Ce soir je dors encore dans une bâtisse ancienne : un comptoir de peaux bâti en 1890. Le premier comptoir de la région bâti par un homme d’exemption. Cet aïeul de l’hôte actuel à non seulement suivi une autre voie que son père (qui travaillait à la Hudson Bay company) en ouvrant un comptoir, mais de plus il s’est marié avec une autochtone, apprit la langue et inventé le commerce équitable en refusant de payer un tas de peaux avec seulement un fusil comme cela se pratiquait. Il évaluait le prix de la livraison de peaux et donnait en échange la valeur en denrées et fournitures.

La maison elle-même est un peu kitch avec des trophées de chasse partout (dont un orignal – c’est énorme cette bête !) et de l’artisanat indien, Innut mais M. Robertson est adorable !

Demain, grosse journée avec le zoo (prononcez zou) de St. Félicien et la route vers Saguenay… Mais jusqu’ici, tout va bien !

De Mont-Tremblant au Parc de la Mauricie

Au programme aujourd’hui : le trajet entre Mont-Tremblant et Charette via Trois-Rivières.

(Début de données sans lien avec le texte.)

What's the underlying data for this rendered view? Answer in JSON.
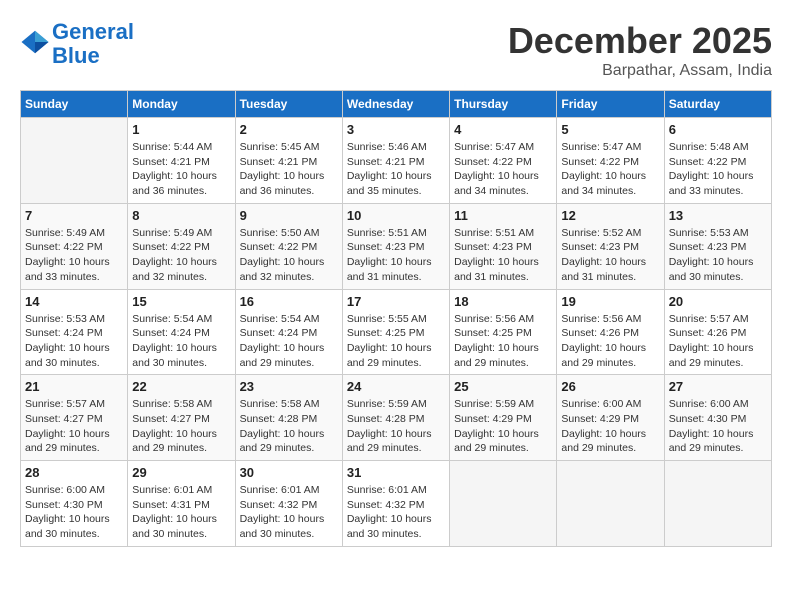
{
  "header": {
    "logo_line1": "General",
    "logo_line2": "Blue",
    "month": "December 2025",
    "location": "Barpathar, Assam, India"
  },
  "days_of_week": [
    "Sunday",
    "Monday",
    "Tuesday",
    "Wednesday",
    "Thursday",
    "Friday",
    "Saturday"
  ],
  "weeks": [
    [
      {
        "day": "",
        "info": ""
      },
      {
        "day": "1",
        "info": "Sunrise: 5:44 AM\nSunset: 4:21 PM\nDaylight: 10 hours\nand 36 minutes."
      },
      {
        "day": "2",
        "info": "Sunrise: 5:45 AM\nSunset: 4:21 PM\nDaylight: 10 hours\nand 36 minutes."
      },
      {
        "day": "3",
        "info": "Sunrise: 5:46 AM\nSunset: 4:21 PM\nDaylight: 10 hours\nand 35 minutes."
      },
      {
        "day": "4",
        "info": "Sunrise: 5:47 AM\nSunset: 4:22 PM\nDaylight: 10 hours\nand 34 minutes."
      },
      {
        "day": "5",
        "info": "Sunrise: 5:47 AM\nSunset: 4:22 PM\nDaylight: 10 hours\nand 34 minutes."
      },
      {
        "day": "6",
        "info": "Sunrise: 5:48 AM\nSunset: 4:22 PM\nDaylight: 10 hours\nand 33 minutes."
      }
    ],
    [
      {
        "day": "7",
        "info": "Sunrise: 5:49 AM\nSunset: 4:22 PM\nDaylight: 10 hours\nand 33 minutes."
      },
      {
        "day": "8",
        "info": "Sunrise: 5:49 AM\nSunset: 4:22 PM\nDaylight: 10 hours\nand 32 minutes."
      },
      {
        "day": "9",
        "info": "Sunrise: 5:50 AM\nSunset: 4:22 PM\nDaylight: 10 hours\nand 32 minutes."
      },
      {
        "day": "10",
        "info": "Sunrise: 5:51 AM\nSunset: 4:23 PM\nDaylight: 10 hours\nand 31 minutes."
      },
      {
        "day": "11",
        "info": "Sunrise: 5:51 AM\nSunset: 4:23 PM\nDaylight: 10 hours\nand 31 minutes."
      },
      {
        "day": "12",
        "info": "Sunrise: 5:52 AM\nSunset: 4:23 PM\nDaylight: 10 hours\nand 31 minutes."
      },
      {
        "day": "13",
        "info": "Sunrise: 5:53 AM\nSunset: 4:23 PM\nDaylight: 10 hours\nand 30 minutes."
      }
    ],
    [
      {
        "day": "14",
        "info": "Sunrise: 5:53 AM\nSunset: 4:24 PM\nDaylight: 10 hours\nand 30 minutes."
      },
      {
        "day": "15",
        "info": "Sunrise: 5:54 AM\nSunset: 4:24 PM\nDaylight: 10 hours\nand 30 minutes."
      },
      {
        "day": "16",
        "info": "Sunrise: 5:54 AM\nSunset: 4:24 PM\nDaylight: 10 hours\nand 29 minutes."
      },
      {
        "day": "17",
        "info": "Sunrise: 5:55 AM\nSunset: 4:25 PM\nDaylight: 10 hours\nand 29 minutes."
      },
      {
        "day": "18",
        "info": "Sunrise: 5:56 AM\nSunset: 4:25 PM\nDaylight: 10 hours\nand 29 minutes."
      },
      {
        "day": "19",
        "info": "Sunrise: 5:56 AM\nSunset: 4:26 PM\nDaylight: 10 hours\nand 29 minutes."
      },
      {
        "day": "20",
        "info": "Sunrise: 5:57 AM\nSunset: 4:26 PM\nDaylight: 10 hours\nand 29 minutes."
      }
    ],
    [
      {
        "day": "21",
        "info": "Sunrise: 5:57 AM\nSunset: 4:27 PM\nDaylight: 10 hours\nand 29 minutes."
      },
      {
        "day": "22",
        "info": "Sunrise: 5:58 AM\nSunset: 4:27 PM\nDaylight: 10 hours\nand 29 minutes."
      },
      {
        "day": "23",
        "info": "Sunrise: 5:58 AM\nSunset: 4:28 PM\nDaylight: 10 hours\nand 29 minutes."
      },
      {
        "day": "24",
        "info": "Sunrise: 5:59 AM\nSunset: 4:28 PM\nDaylight: 10 hours\nand 29 minutes."
      },
      {
        "day": "25",
        "info": "Sunrise: 5:59 AM\nSunset: 4:29 PM\nDaylight: 10 hours\nand 29 minutes."
      },
      {
        "day": "26",
        "info": "Sunrise: 6:00 AM\nSunset: 4:29 PM\nDaylight: 10 hours\nand 29 minutes."
      },
      {
        "day": "27",
        "info": "Sunrise: 6:00 AM\nSunset: 4:30 PM\nDaylight: 10 hours\nand 29 minutes."
      }
    ],
    [
      {
        "day": "28",
        "info": "Sunrise: 6:00 AM\nSunset: 4:30 PM\nDaylight: 10 hours\nand 30 minutes."
      },
      {
        "day": "29",
        "info": "Sunrise: 6:01 AM\nSunset: 4:31 PM\nDaylight: 10 hours\nand 30 minutes."
      },
      {
        "day": "30",
        "info": "Sunrise: 6:01 AM\nSunset: 4:32 PM\nDaylight: 10 hours\nand 30 minutes."
      },
      {
        "day": "31",
        "info": "Sunrise: 6:01 AM\nSunset: 4:32 PM\nDaylight: 10 hours\nand 30 minutes."
      },
      {
        "day": "",
        "info": ""
      },
      {
        "day": "",
        "info": ""
      },
      {
        "day": "",
        "info": ""
      }
    ]
  ]
}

Au petit déj., j’ai un peu discuté avec un couple de québécois. La femme avait l’air d’avoir la trentaine mais en fait elle avait 42 ans et 5 enfants entre 19 et 5 ans… La mère qui travaille et le père « monteur de ligne » (électricien spécialisé dans les réparations des lignes électriques vu qu’il n’y a pas de lignes enterrées ici) s’offraient une semaine off. Une vraie famille de québécois typique !

Borealis : Trois-Rivières

Comme il faisait fort pluvieux aujourd’hui, j’ai pris la route assez tôt et filé vers Trois-Rivières. Là, j’ai fait la visite du centre d’histoire de l’industrie papetière. De la coupe du bois au papier en passant par les draveurs (détournement de « log driver » – les conducteurs de bûches sur les rivières) et l’utilisation de l’eau, le musée se trouve dans l’ancien bâtiment de traitement de l’eau de l’usine de papier de la CIP (Canada International Paper). On y trouve une machine de fabrication de papier miniature (utilisé pour la formation) de seulement 10-15 mètres de long (!) et un réservoir d’eau souterrain qui m’a fait penser à la citerne millénaire d’Istanbul.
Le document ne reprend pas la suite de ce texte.